Tesla shareholders have boxed themselves into a corner. Investors in the unprofitable $50 billion electric-car maker convene in Silicon Valley on Tuesday afternoon for its annual meeting. Among the items on the agenda is a shareholder proposal to split the roles of chairman and chief executive.
There are plenty of reasons to back the resolution. Trouble is, investors already helped make Tesla a personality-cult stock, so any attack on Musk would come at a high price. The case for reducing Musk's role is pretty solid. First, he already has too many responsibilities.
He's CEO and lead designer for SpaceX, runs tunneling firm the Boring Company and is co-founder of a neuroscience-meets-AI startup, Neuralink.

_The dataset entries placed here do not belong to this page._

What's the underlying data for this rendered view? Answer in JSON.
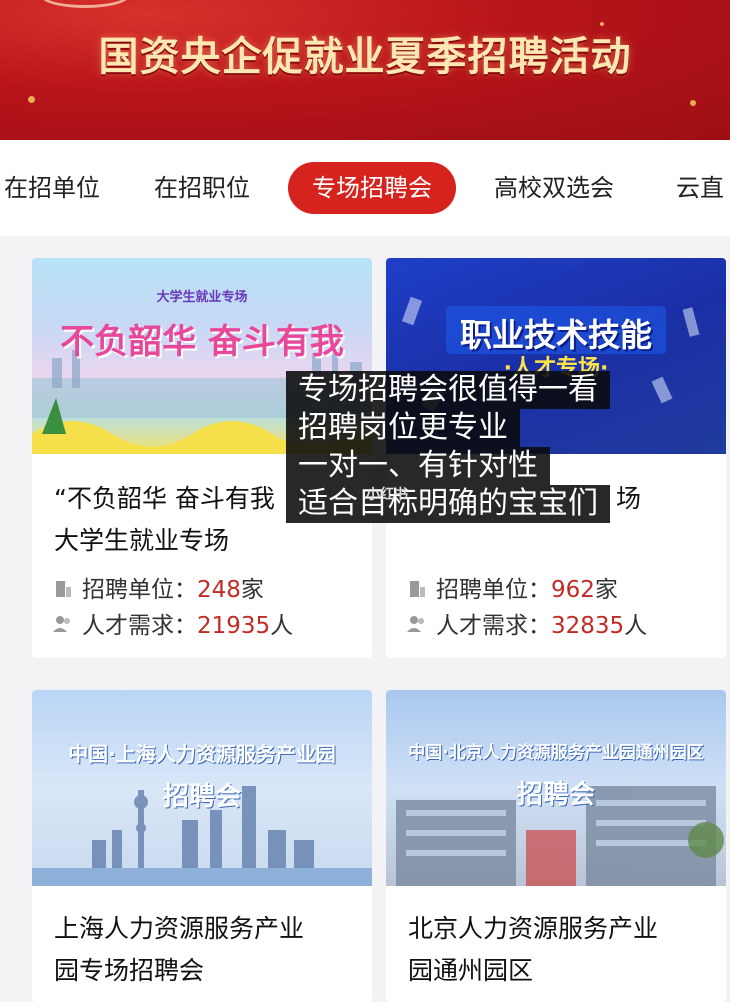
{
  "banner": {
    "title": "国资央企促就业夏季招聘活动"
  },
  "tabs": [
    {
      "label": "在招单位"
    },
    {
      "label": "在招职位"
    },
    {
      "label": "专场招聘会"
    },
    {
      "label": "高校双选会"
    },
    {
      "label": "云直"
    }
  ],
  "active_tab": "专场招聘会",
  "cards": [
    {
      "poster": {
        "headline": "不负韶华 奋斗有我",
        "sub": "大学生就业专场"
      },
      "title": "“不负韶华 奋斗有我”大学生就业专场",
      "title_line1": "“不负韶华 奋斗有我",
      "title_line2": "大学生就业专场",
      "units_label": "招聘单位：",
      "units_value": "248",
      "units_suffix": "家",
      "demand_label": "人才需求：",
      "demand_value": "21935",
      "demand_suffix": "人"
    },
    {
      "poster": {
        "headline": "职业技术技能",
        "sub": "·人才专场·"
      },
      "title_fragment": "场",
      "units_label": "招聘单位：",
      "units_value": "962",
      "units_suffix": "家",
      "demand_label": "人才需求：",
      "demand_value": "32835",
      "demand_suffix": "人"
    },
    {
      "poster": {
        "headline": "中国·上海人力资源服务产业园",
        "sub": "招聘会"
      },
      "title_line1": "上海人力资源服务产业",
      "title_line2": "园专场招聘会"
    },
    {
      "poster": {
        "headline": "中国·北京人力资源服务产业园通州园区",
        "sub": "招聘会"
      },
      "title_line1": "北京人力资源服务产业",
      "title_line2": "园通州园区"
    }
  ],
  "overlay_caption": {
    "lines": [
      "专场招聘会很值得一看",
      "招聘岗位更专业",
      "一对一、有针对性",
      "适合目标明确的宝宝们"
    ],
    "watermark": "小红书"
  },
  "colors": {
    "accent": "#d6231d",
    "number": "#c22b25",
    "banner_text": "#fde7b3"
  }
}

On top of that, Tesla's mass-market Model 3 has been hit by delay after delay - leading Musk to spend nights sleeping at the factory, he says. And on Tesla's first-quarter earnings call last month he cut off analysts asking what he deemed, unfairly, to be "boring, bonehead questions."

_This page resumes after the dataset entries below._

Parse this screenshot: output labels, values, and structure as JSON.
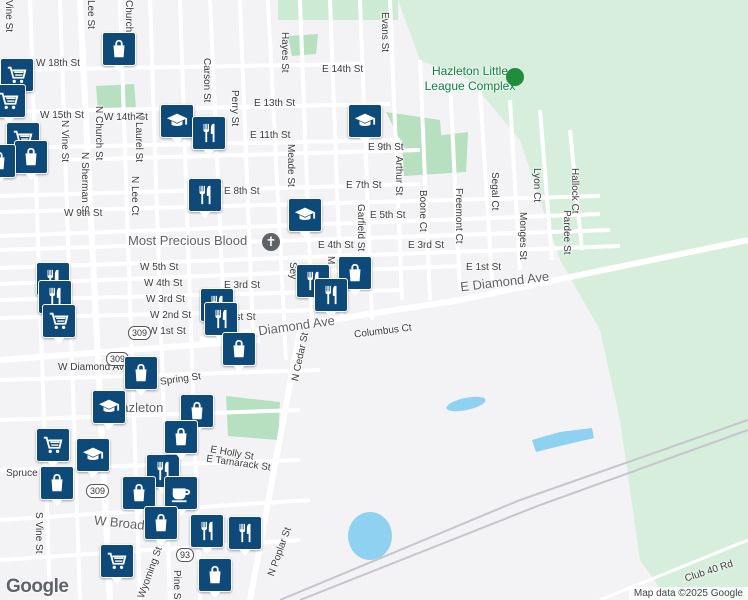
{
  "colors": {
    "land": "#f3f2f5",
    "road": "#ffffff",
    "park": "#cdebd4",
    "park_dark": "#b6e0c0",
    "water": "#8fd1f0",
    "rail": "#c5c5cc",
    "pin_bg": "#0d4a7a",
    "landmark_icon": "#1e8e3e",
    "school_icon": "#5f6368"
  },
  "street_labels": [
    {
      "text": "Vine St"
    },
    {
      "text": "Church St"
    },
    {
      "text": "Evans St"
    },
    {
      "text": "W 18th St"
    },
    {
      "text": "E 14th St"
    },
    {
      "text": "Carson St"
    },
    {
      "text": "Hayes St"
    },
    {
      "text": "Perry St"
    },
    {
      "text": "E 13th St"
    },
    {
      "text": "W 15th St"
    },
    {
      "text": "W 14th St"
    },
    {
      "text": "N Vine St"
    },
    {
      "text": "N Church St"
    },
    {
      "text": "N Laurel St"
    },
    {
      "text": "E 11th St"
    },
    {
      "text": "N Sherman St"
    },
    {
      "text": "Meade St"
    },
    {
      "text": "E 9th St"
    },
    {
      "text": "Arthur St"
    },
    {
      "text": "Boone Ct"
    },
    {
      "text": "Freemont Ct"
    },
    {
      "text": "Segal Ct"
    },
    {
      "text": "Lyon Ct"
    },
    {
      "text": "Hallock Ct"
    },
    {
      "text": "N Lee Ct"
    },
    {
      "text": "W 9th St"
    },
    {
      "text": "E 8th St"
    },
    {
      "text": "E 7th St"
    },
    {
      "text": "E 5th St"
    },
    {
      "text": "Garfield St"
    },
    {
      "text": "Monges St"
    },
    {
      "text": "Pardee St"
    },
    {
      "text": "W 5th St"
    },
    {
      "text": "E 4th St"
    },
    {
      "text": "E 3rd St"
    },
    {
      "text": "W 4th St"
    },
    {
      "text": "W 3rd St"
    },
    {
      "text": "E 1st St"
    },
    {
      "text": "W 2nd St"
    },
    {
      "text": "W 1st St"
    },
    {
      "text": "E Diamond Ave"
    },
    {
      "text": "Diamond Ave"
    },
    {
      "text": "Columbus Ct"
    },
    {
      "text": "N Cedar St"
    },
    {
      "text": "W Diamond Ave"
    },
    {
      "text": "Spring St"
    },
    {
      "text": "E Holly St"
    },
    {
      "text": "E Tamarack St"
    },
    {
      "text": "Spruce"
    },
    {
      "text": "S Vine St"
    },
    {
      "text": "W Broad St"
    },
    {
      "text": "N Poplar St"
    },
    {
      "text": "Pine St"
    },
    {
      "text": "Wyoming St"
    },
    {
      "text": "Club 40 Rd"
    },
    {
      "text": "Lee St"
    },
    {
      "text": "Sey"
    },
    {
      "text": "E 3rd St"
    },
    {
      "text": "1st St"
    },
    {
      "text": "M"
    }
  ],
  "places": {
    "park_label": "Hazleton Little League Complex",
    "church_label": "Most Precious Blood",
    "city_label": "Hazleton"
  },
  "shields": [
    "309",
    "309",
    "309",
    "93"
  ],
  "pins": [
    {
      "icon": "bag"
    },
    {
      "icon": "cart"
    },
    {
      "icon": "cart"
    },
    {
      "icon": "school"
    },
    {
      "icon": "dining"
    },
    {
      "icon": "school"
    },
    {
      "icon": "cart"
    },
    {
      "icon": "bag"
    },
    {
      "icon": "bag"
    },
    {
      "icon": "dining"
    },
    {
      "icon": "school"
    },
    {
      "icon": "dining"
    },
    {
      "icon": "bag"
    },
    {
      "icon": "dining"
    },
    {
      "icon": "dining"
    },
    {
      "icon": "dining"
    },
    {
      "icon": "cart"
    },
    {
      "icon": "dining"
    },
    {
      "icon": "dining"
    },
    {
      "icon": "bag"
    },
    {
      "icon": "bag"
    },
    {
      "icon": "school"
    },
    {
      "icon": "bag"
    },
    {
      "icon": "cart"
    },
    {
      "icon": "school"
    },
    {
      "icon": "bag"
    },
    {
      "icon": "dining"
    },
    {
      "icon": "coffee"
    },
    {
      "icon": "bag"
    },
    {
      "icon": "bag"
    },
    {
      "icon": "dining"
    },
    {
      "icon": "dining"
    },
    {
      "icon": "cart"
    },
    {
      "icon": "bag"
    },
    {
      "icon": "bag"
    }
  ],
  "attribution": {
    "logo": "Google",
    "map_data": "Map data ©2025 Google"
  }
}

A shareholder has proposed to strip Musk of his chairmanship. That's hardly the mainstream view, though. The motion comes from an individual investor with 12 shares, Jing Zhao, better known for pushing tech companies to improve their human-rights records. It's understandable larger investors would hold back - not least because the company needs to raise capital. The Model 3 delays combined with projects ranging from a new car to electric trucks means Tesla is losing money and now has just $2.7 billion of cash after burning through almost $1 billion last quarter.
Musk insisted last month he "specifically doesn't want to" pass the cap, but Goldman Sachs analysts reckon Tesla will need $10 billon by 2020. The higher Tesla's shares trade, the better it can hit investors up. There's the rub for shareholders filling out their ballots. Tesla has reached such a high valuation - it trades at a dizzying 35 times estimated 2020 earnings - in large part because of shareholders' belief in Musk, which verges on idolatry.
Even something as simple - and helpful - as removing his chairman's title could rub away some of that magic. So at least until the company has raised a decent slug of cash, challenging Tesla's dear leader is a losing strategy. Tesla holds its annual meeting of shareholders after the market closes on June 5.
One shareholder proposal is for the electric-car maker to separate the roles of chairman and chief executive, leaving Elon Musk as the latter while appointing an independent chairman of the board. The proposer, Jing Zhao, owns 12 shares of Tesla, currently worth a total of $3,562. Proxy advisers Institutional Shareholder Services and Glass Lewis have recommended shareholders vote for the resolution. They also mostly oppose the three Tesla directors who are up for reelection this year: James Murdoch, the chief executive of Twenty-First Century Fox who joined the board last year; chef and Musk's brother Kimbal Musk; and lead director Antonio Gracias.